Requesting a range of physical addresses does not mean that the kernel has access to them. Even the kernel’s memory references are translated by the MMU into physical addresses. Consequently, we have to set up the MMU to translate our physical addresses into the kernel’s address space. Fortunately, the kernel provides ioremap_nocache to do this for us. (Whenever we are using physical addresses to communicate with an FPGA core, we want to be absolutely sure that the cache is turned off in that address range.)

The last two operations also protect a kernel module developer from a large degree of complexity. When the kernel is interacting with an application, the application will pass data through the system call interface. If that data is an addresss, then the kernel module will see it as a virtual address in the user process’s address space. Any local variables in the kernel module will be in the kernel’s address space. These two routines make it easy and efficient to move data between these two, distinct address spaces.
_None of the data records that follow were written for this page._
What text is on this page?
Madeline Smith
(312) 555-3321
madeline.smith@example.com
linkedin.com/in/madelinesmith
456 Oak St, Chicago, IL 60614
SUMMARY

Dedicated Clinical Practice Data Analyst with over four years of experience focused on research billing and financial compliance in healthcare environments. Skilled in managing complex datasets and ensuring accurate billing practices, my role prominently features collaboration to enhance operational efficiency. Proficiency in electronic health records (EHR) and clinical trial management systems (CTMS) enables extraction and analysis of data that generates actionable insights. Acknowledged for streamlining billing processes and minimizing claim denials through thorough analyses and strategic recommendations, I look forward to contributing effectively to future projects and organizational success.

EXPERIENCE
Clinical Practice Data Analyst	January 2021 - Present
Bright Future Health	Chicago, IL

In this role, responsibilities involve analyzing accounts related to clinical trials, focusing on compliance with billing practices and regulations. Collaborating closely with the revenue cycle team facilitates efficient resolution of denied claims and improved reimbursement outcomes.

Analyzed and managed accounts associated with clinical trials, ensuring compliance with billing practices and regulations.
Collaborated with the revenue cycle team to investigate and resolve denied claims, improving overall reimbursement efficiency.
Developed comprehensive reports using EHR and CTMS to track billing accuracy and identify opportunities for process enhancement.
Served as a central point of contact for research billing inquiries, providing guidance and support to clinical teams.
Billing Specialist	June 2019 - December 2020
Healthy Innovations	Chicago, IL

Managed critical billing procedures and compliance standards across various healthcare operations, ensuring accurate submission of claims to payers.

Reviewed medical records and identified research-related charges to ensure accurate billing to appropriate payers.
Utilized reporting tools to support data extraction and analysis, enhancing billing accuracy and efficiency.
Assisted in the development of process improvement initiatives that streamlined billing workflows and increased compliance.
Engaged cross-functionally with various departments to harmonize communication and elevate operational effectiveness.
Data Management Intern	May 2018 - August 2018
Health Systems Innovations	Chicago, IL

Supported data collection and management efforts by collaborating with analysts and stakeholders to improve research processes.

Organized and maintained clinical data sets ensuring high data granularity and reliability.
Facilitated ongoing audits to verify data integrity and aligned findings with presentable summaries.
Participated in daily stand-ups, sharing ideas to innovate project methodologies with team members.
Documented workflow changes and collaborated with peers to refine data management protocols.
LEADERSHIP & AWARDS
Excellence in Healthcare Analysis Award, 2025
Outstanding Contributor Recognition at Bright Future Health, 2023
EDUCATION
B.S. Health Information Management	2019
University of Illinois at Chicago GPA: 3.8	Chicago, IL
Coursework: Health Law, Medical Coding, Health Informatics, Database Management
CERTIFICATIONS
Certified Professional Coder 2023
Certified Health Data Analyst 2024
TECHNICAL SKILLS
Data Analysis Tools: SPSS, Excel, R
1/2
If the hardware device that you are trying to access was interfaced to the bus using the Add/Import Peripheral wizard, then the control registers are all going to be adjacent and start from some base physical address. Often the easiest way to keep track of the locations is to use a structure, such as the one below, and a pointer.

typedef struct {

  volatile unsigned int reg0;

  volatile unsigned int reg1;

  volatile unsigned int reg2;

  volatile unsigned int reg3;

  volatile unsigned int reg4;

  volatile unsigned int reg5;

  volatile unsigned int reg6;

} mask_regs_t;

mask_regs_t *regs;

Then, assuming base and len are set to the base physical address and length of the memory region, the regs pointer can be set with

regs = (mask_regs_t *)ioremap_nocache(base,len);

To write a 0x00000001 to the third registers, one would write

regs->reg2 = 0x000000001;

Dynamic memory allocation in the kernel is common. However, special care has to be taken because there are significant performance issues when the kernel is responsible depending on how the memory is allocated. For small, infrequent allocations — such as module insertion — then kmalloc is very similar to the C library’s mmaloc. For frequent or large memory allocations, there are several mechanisms, and that is beyond the scope of this section.

4.B.3 Application View

Once the application has been partitioned and some parts now exist as hardware implementations, there needs to be some mechanism for the software and hardware to communicate. Since the application has no way of directly addressing the hardware’s physical address and it cannot update its own MMU page tables, it must rely on an operating system. This functionality is typically provided in the device driver associated with the core. Thus, it is up to the designer to either provide a device driver or find a generic one that is suitable.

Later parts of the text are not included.